On Mon, Jul 11, 2022 at 9:01 AM Andrey Kostin <ankost@podolsk.ru> wrote:

It's hard to believe that a same time maintenance affecting so many
devices in the core network could be approved. Core networks are build
with redundancy, so that failures can't completely destroy the whole
network.

I think you might need to re-evaluate your assumption

about how core networks are built.

A well-designed core network will have layers of redundancy

built in, with easy isolation of fault layers, yes.

I've seen (and sometimes worked on) too many networks

that didn't have enough budget for redundancy, and were

built as a string of pearls, one router to the next; if any router

in the string of pearls broke, the entire string of pearls would

come crashing down, to abuse a metaphor just a bit too much.

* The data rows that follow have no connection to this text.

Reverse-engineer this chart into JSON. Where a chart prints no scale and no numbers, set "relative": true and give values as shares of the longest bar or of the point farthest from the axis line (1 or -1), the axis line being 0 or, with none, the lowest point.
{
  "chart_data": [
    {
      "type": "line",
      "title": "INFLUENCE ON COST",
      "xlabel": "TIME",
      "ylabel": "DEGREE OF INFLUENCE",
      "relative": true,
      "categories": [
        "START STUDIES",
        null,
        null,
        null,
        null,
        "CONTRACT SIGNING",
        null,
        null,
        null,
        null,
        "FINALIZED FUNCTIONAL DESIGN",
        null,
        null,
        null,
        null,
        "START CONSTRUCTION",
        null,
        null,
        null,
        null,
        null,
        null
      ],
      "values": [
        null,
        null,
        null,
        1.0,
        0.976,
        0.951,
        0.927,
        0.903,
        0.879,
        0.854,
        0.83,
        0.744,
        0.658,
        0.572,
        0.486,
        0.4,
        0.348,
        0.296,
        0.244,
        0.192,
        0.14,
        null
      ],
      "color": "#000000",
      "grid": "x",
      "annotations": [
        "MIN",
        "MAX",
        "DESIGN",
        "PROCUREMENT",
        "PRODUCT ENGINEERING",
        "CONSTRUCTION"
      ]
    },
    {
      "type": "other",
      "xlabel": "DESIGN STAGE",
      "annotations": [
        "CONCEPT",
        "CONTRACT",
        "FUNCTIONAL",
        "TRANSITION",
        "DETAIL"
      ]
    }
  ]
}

Really well-thought out redundancy takes a design team that

has enough experience and enough focused hours in the day

to think through different failure modes and lay out the design

ahead of time, before purchases get made. Many real-world

networks share the same engineers between design, deployment,

and operation of the network--and in that model, operation and

deployment always win over design when it comes time to allocate

engineering hours. Likeise, if you didn't have the luxury of being

able to lay out the design ahead of time, before purchasing hardware

and leasing facilities, you're likely doing the best you can with locations

that were contracted before you came into the picture, using hardware

that was decided on before you had an opportunity to suggest better

alternatives.

Taking it a step further, and thinking about the large Facebook outage,

even if you did well in the design phase, and chose two different vendors,

with hardware redundancy and site redundancy in your entire core

network, did you also think about redundancy and diversity for the

O&M side of the house? Does each redundant data plane have a

diverse control plane and management plane, or would an errant

redistribution of BGP into IGP wipe out both data planes, and both

hardware vendors at the same time? Likewise, if a bad configuration

push isolates your core network nodes from the "God box" that

controls the device configurations, do you have redundancy in

connectivity to that "God box" so that you can restore known-good

configurations to your core network sites, or are you stuck dispatching

engineers with laptops and USB sticks with configs on them to get

back to a working condition again?

As you follow the control of core networks back up the chain,

you ultimately realize that no network is truly redundant and

diverse. Every network ultimately comes back to a single point

of failure, and the only distinction you can make is how far up the

ladder you climb before you discover that single point of failure.

Thanks!

Matt